Trump spends his nights feverishly tweeting threats and insults at the press, discrediting reporters, threatening to roll back libel protection, complaining about unfavorable media coverage and photos of his double chin. We've seen this before. When Castro came into power he complained about critical coverage before shutting down all the nation's newspapers, including El Diario De La Marina, which was published by distant members of my family.
Trump supports torture—something that many Cuban-Americans have suffered from personally.
Trump wants to punish the families of "terrorists"— a tactic Castro used for decades against counter-revolutionaries.
Trump wants to create a de-facto registry of Muslims—reminiscent of the faith-based surveillance that worshipers faced when Castro banned the practice of all forms of religion.
So why are Cuban-Americans supporting this guy? Some, including a few members of my family, have put blind faith in the Republican party, and simply closed their eyes and ears and voted for Trump.
Others support Trump because he's a strongman, and some Cubans think that the best way to defeat a regime led by a strongman is to back another one led by their own. Trump, it should be noted here, has taken a hardline stance against the Castro government, even though he seems to secretly be stealing plays from their book.
Trump hasn't minced his words about Castro or Cuba. He bluntly called Castro a "brutal dictator" who ruled over a "totalitarian island." His stance on Cuba following Fidel's death plays to Cuban-Americans' concerns that Obama required no political reforms from the Cuban government when it reestablished diplomatic relations last year.
But Trump's swagger and bravado on Cuba and other issues doesn't disguise the fact that his presidency represents the biggest threat in my lifetime to the U.S. democratic system and civil liberties. And like Castro, he's surrounding himself with a bunch of white people who are out of touch with the issues facing other groups of people in the country. Trump's advisors and Cabinet picks have long, sordid histories of oppressing LGBTQ and marginalizing black people, Latinos, Muslims and others.
There are also some important differences between Castro and Trump.
- Castro had legitimate revolutionary cred, while Trump thinks being a silver-spoon businessman makes him a revolutionary outsider.
- Castro was an avid student of international relations and world affairs, whereas Trump doesn't understand the world and isn't interested.

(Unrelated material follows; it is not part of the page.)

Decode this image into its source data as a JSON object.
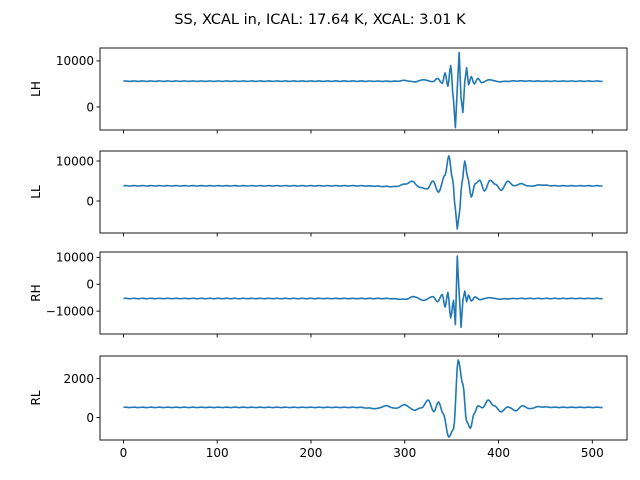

- Castro talked about social justice and the rights of the poor, while Trump is trying to cut the social welfare safety net.
- Castro wrote long, carefully crafted essays about his thoughts on world happenings, while Trump can barely tweet 140 characters without making a grammatical error or contradicting himself.
- Castro was a savvy political leader, Trump not so.
Still, the two men have enough in common to raise all sorts of red flags in the minds of Cuban-Americans. We have lived through some of the abuses that Trump has promised to implement. We should know better. History won't absolve us if we don't learn from it.
Daniel Rivero is a producer/reporter for Fusion who focuses on police and justice issues. He also skateboards, does a bunch of arts related things on his off time, and likes Cuban coffee.